I noticed HTSeq-count gives the reads counts of a gene as 0. But when viewed in IGV with the
accepted_hits.bam from tophat2 alignment, there are hundreds to thousands reads aligned in that gene region (from different samples).
This is how I used HTSeq-count from
samtools sort -T tmp -o accepted_hits_nsort.bam -n accepted_hits.bam htseq-count --format=bam --strand=no --order=name -a 5 --mode=union accepted_hits_nsort.bam Homo_sapiens.GRCh37.72.gtf > htseq_count_0.6.txt
However, when I break down the accepted_hits.bam and extract the chromosome where the gene is, HTSeq-count gives the right reads counts for this BAM file.
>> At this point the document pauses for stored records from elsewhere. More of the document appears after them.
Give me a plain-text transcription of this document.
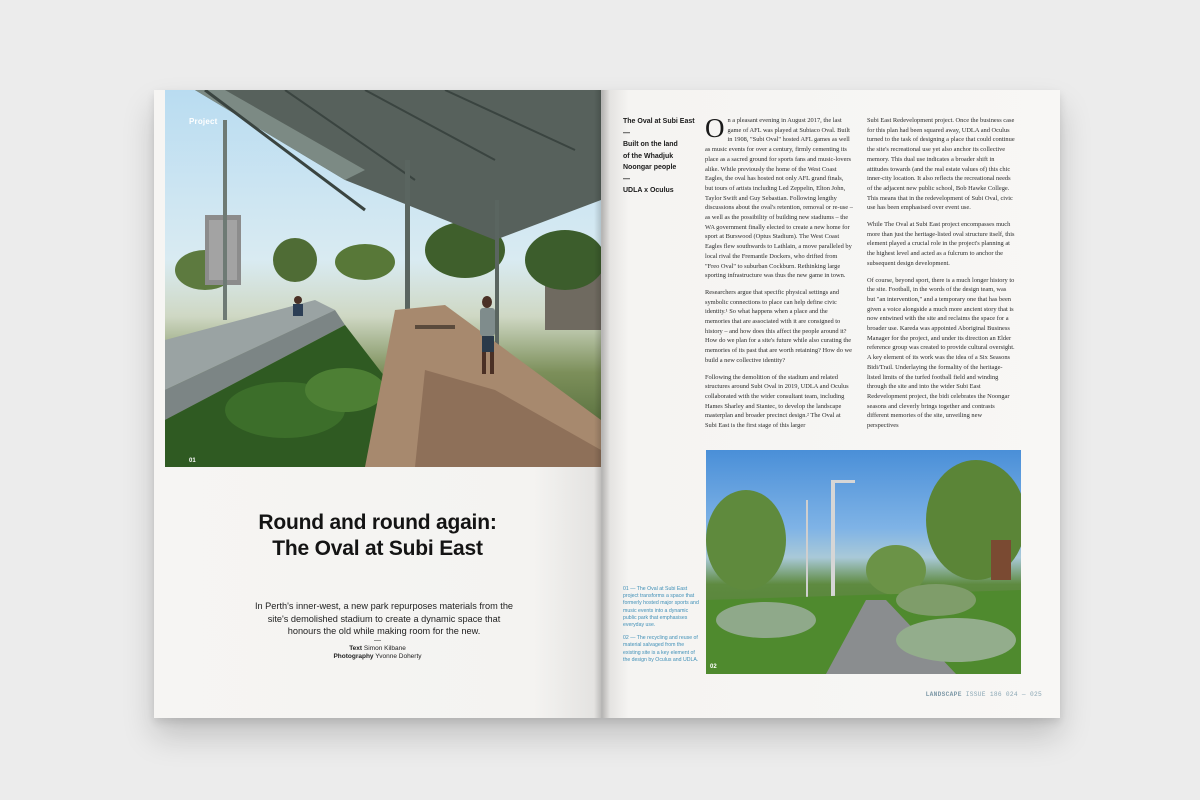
Project
01
Round and round again:
The Oval at Subi East
In Perth's inner-west, a new park repurposes materials from the site's demolished stadium to create a dynamic space that honours the old while making room for the new.
—
Text Simon Kilbane
Photography Yvonne Doherty
The Oval at Subi East
—
Built on the land
of the Whadjuk
Noongar people
—
UDLA x Oculus

On a pleasant evening in August 2017, the last game of AFL was played at Subiaco Oval. Built in 1908, "Subi Oval" hosted AFL games as well as music events for over a century, firmly cementing its place as a sacred ground for sports fans and music-lovers alike. While previously the home of the West Coast Eagles, the oval has hosted not only AFL grand finals, but tours of artists including Led Zeppelin, Elton John, Taylor Swift and Guy Sebastian. Following lengthy discussions about the oval's retention, removal or re-use – as well as the possibility of building new stadiums – the WA government finally elected to create a new home for sport at Burswood (Optus Stadium). The West Coast Eagles flew southwards to Lathlain, a move paralleled by local rival the Fremantle Dockers, who drifted from "Freo Oval" to suburban Cockburn. Rethinking large sporting infrastructure was thus the new game in town.

Researchers argue that specific physical settings and symbolic connections to place can help define civic identity.¹ So what happens when a place and the memories that are associated with it are consigned to history – and how does this affect the people around it? How do we plan for a site's future while also curating the memories of its past that are worth retaining? How do we build a new collective identity?

Following the demolition of the stadium and related structures around Subi Oval in 2019, UDLA and Oculus collaborated with the wider consultant team, including Hames Sharley and Stantec, to develop the landscape masterplan and broader precinct design.² The Oval at Subi East is the first stage of this larger

Subi East Redevelopment project. Once the business case for this plan had been squared away, UDLA and Oculus turned to the task of designing a place that could continue the site's recreational use yet also anchor its collective memory. This dual use indicates a broader shift in attitudes towards (and the real estate values of) this chic inner-city location. It also reflects the recreational needs of the adjacent new public school, Bob Hawke College. This means that in the redevelopment of Subi Oval, civic use has been emphasised over event use.

While The Oval at Subi East project encompasses much more than just the heritage-listed oval structure itself, this element played a crucial role in the project's planning at the highest level and acted as a fulcrum to anchor the subsequent design development.

Of course, beyond sport, there is a much longer history to the site. Football, in the words of the design team, was but "an intervention," and a temporary one that has been given a voice alongside a much more ancient story that is now entwined with the site and reclaims the space for a broader use. Kareda was appointed Aboriginal Business Manager for the project, and under its direction an Elder reference group was created to provide cultural oversight. A key element of its work was the idea of a Six Seasons Bidi/Trail. Underlaying the formality of the heritage-listed limits of the turfed football field and winding through the site and into the wider Subi East Redevelopment project, the bidi celebrates the Noongar seasons and cleverly brings together and contrasts different memories of the site, unveiling new perspectives

02

01 — The Oval at Subi East project transforms a space that formerly hosted major sports and music events into a dynamic public park that emphasises everyday use.

02 — The recycling and reuse of material salvaged from the existing site is a key element of the design by Oculus and UDLA.

LANDSCAPE ISSUE 186 024 — 025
accepted_hits.bam contains 60,845,216 alignment using
samtools view -c accepted_hits.bam. I don't think for PE RNA-seq, file at size of 4.5G would be a problem for samtools or HTSeq-count to deal with?
My suspicions are:
- samtools name sort problem
- htseq-count bug
- out of memory
But from the try-error I have done so far, I cannot really figure out what has gone wrong here.
Could any one give any hint here? Any suggestion would be appreciated. Thanks.